Available since kernel 5.11.
- IORING_FEAT_NATIVE_WORKERS
- If this flag is set, io_uring is using native workers for its async
helpers. Previous kernels used kernel threads that assumed the identity of
the original io_uring owning task, but later kernels will actively create
what looks more like regular process threads instead. Available since
kernel 5.12.
- IORING_FEAT_RSRC_TAGS
- If this flag is set, then io_uring supports a variety of features related
to fixed files and buffers. In particular, it indicates that registered
buffers can be updated in-place, whereas before the full set would have to
be unregistered first. Available since kernel 5.13.
- IORING_FEAT_CQE_SKIP
- If this flag is set, then io_uring supports setting
IOSQE_CQE_SKIP_SUCCESS in the submitted SQE, indicating that no CQE
should be generated for this SQE if it executes normally. If an error
happens processing the SQE, a CQE with the appropriate error value will
still be generated. Available since kernel 5.17.
- IORING_FEAT_LINKED_FILE
- If this flag is set, then io_uring supports sane assignment of files for
SQEs that have dependencies. For example, if a chain of SQEs are submitted
with IOSQE_IO_LINK, then kernels without this flag will prepare the
file for each link upfront. If a previous link opens a file with a known
index, eg if direct descriptors are used with open or accept, then file
assignment needs to happen post execution of that SQE. If this flag is
set, then the kernel will defer file assignment until execution of a given
request is started. Available since kernel 5.17.
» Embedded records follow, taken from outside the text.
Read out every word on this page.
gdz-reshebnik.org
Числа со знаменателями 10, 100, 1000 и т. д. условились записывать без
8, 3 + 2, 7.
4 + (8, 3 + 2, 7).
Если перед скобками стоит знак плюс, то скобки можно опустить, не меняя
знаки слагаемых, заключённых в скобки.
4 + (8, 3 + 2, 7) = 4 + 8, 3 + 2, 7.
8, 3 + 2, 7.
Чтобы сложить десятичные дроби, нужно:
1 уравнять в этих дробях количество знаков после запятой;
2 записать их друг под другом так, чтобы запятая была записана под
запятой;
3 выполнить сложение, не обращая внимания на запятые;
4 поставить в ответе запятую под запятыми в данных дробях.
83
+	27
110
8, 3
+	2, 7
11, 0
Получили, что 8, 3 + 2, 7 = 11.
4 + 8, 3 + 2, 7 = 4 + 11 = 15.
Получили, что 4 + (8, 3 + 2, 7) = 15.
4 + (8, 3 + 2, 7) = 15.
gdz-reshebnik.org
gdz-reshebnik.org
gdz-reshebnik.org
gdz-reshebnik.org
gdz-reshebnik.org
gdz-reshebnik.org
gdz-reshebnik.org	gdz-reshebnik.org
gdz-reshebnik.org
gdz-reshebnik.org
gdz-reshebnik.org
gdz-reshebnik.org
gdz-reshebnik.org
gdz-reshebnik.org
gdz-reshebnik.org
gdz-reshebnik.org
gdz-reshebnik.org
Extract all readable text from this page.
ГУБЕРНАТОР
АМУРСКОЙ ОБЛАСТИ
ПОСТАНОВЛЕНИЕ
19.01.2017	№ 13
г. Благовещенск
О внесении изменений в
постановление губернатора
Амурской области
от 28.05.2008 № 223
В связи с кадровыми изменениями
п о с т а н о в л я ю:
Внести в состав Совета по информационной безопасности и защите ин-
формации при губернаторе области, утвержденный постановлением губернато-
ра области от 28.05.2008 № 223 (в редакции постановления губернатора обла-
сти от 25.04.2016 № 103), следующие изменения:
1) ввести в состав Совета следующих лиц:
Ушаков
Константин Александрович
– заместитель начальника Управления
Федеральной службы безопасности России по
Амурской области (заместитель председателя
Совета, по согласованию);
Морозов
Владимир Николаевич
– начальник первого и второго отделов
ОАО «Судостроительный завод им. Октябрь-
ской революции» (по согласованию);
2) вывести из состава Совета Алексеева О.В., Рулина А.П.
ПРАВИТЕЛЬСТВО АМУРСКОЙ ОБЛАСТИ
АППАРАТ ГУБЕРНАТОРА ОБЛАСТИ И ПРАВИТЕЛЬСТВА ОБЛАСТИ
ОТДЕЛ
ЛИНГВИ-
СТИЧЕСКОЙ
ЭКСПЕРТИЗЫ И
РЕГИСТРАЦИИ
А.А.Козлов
The rest of the fields in the struct io_uring_params are
filled in by the kernel, and provide the information necessary to memory map
the submission queue, completion queue, and the array of submission queue
entries. sq_entries specifies the number of submission queue entries
allocated. sq_off describes the offsets of various ring buffer
fields:
struct io_sqring_offsets {
__u32 head;
__u32 tail;
__u32 ring_mask;
__u32 ring_entries;
__u32 flags;
__u32 dropped;
__u32 array;
__u32 resv[3];
};
Taken together, sq_entries and sq_off provide all of
the information necessary for accessing the submission queue ring buffer and
the submission queue entry array. The submission queue can be mapped with a
call like:
ptr = mmap(0, sq_off.array + sq_entries * sizeof(__u32),
PROT_READ|PROT_WRITE, MAP_SHARED|MAP_POPULATE,
ring_fd, IORING_OFF_SQ_RING);
where sq_off is the io_sqring_offsets structure, and
ring_fd is the file descriptor returned from
io_uring_setup(2). The addition of sq_off.array to the length
of the region accounts for the fact that the ring located at the end of the
data structure. As an example, the ring buffer head pointer can be accessed
by adding sq_off.head to the address returned from
mmap(2):
head = ptr + sq_off.head;
The flags field is used by the kernel to communicate state
information to the application. Currently, it is used to inform the
application when a call to io_uring_enter(2) is necessary. See the
documentation for the IORING_SETUP_SQPOLL flag above. The
dropped member is incremented for each invalid submission queue entry
encountered in the ring buffer.
The head and tail track the ring buffer state. The tail is
incremented by the application when submitting new I/O, and the head is
incremented by the kernel when the I/O has been successfully submitted.
Determining the index of the head or tail into the ring is accomplished by
applying a mask:
index = tail & ring_mask;
The array of submission queue entries is mapped with:
sqentries = mmap(0, sq_entries * sizeof(struct io_uring_sqe),
PROT_READ|PROT_WRITE, MAP_SHARED|MAP_POPULATE,
ring_fd, IORING_OFF_SQES);
The completion queue is described by cq_entries and
cq_off shown here:
struct io_cqring_offsets {
__u32 head;
__u32 tail;
__u32 ring_mask;
__u32 ring_entries;
__u32 overflow;
__u32 cqes;
__u32 flags;
__u32 resv[3];
};
The completion queue is simpler, since the entries are not
separated from the queue itself, and can be mapped with:
ptr = mmap(0, cq_off.cqes + cq_entries * sizeof(struct io_uring_cqe),
PROT_READ|PROT_WRITE, MAP_SHARED|MAP_POPULATE, ring_fd,
IORING_OFF_CQ_RING);
Closing the file descriptor returned by io_uring_setup(2)
will free all resources associated with the io_uring context.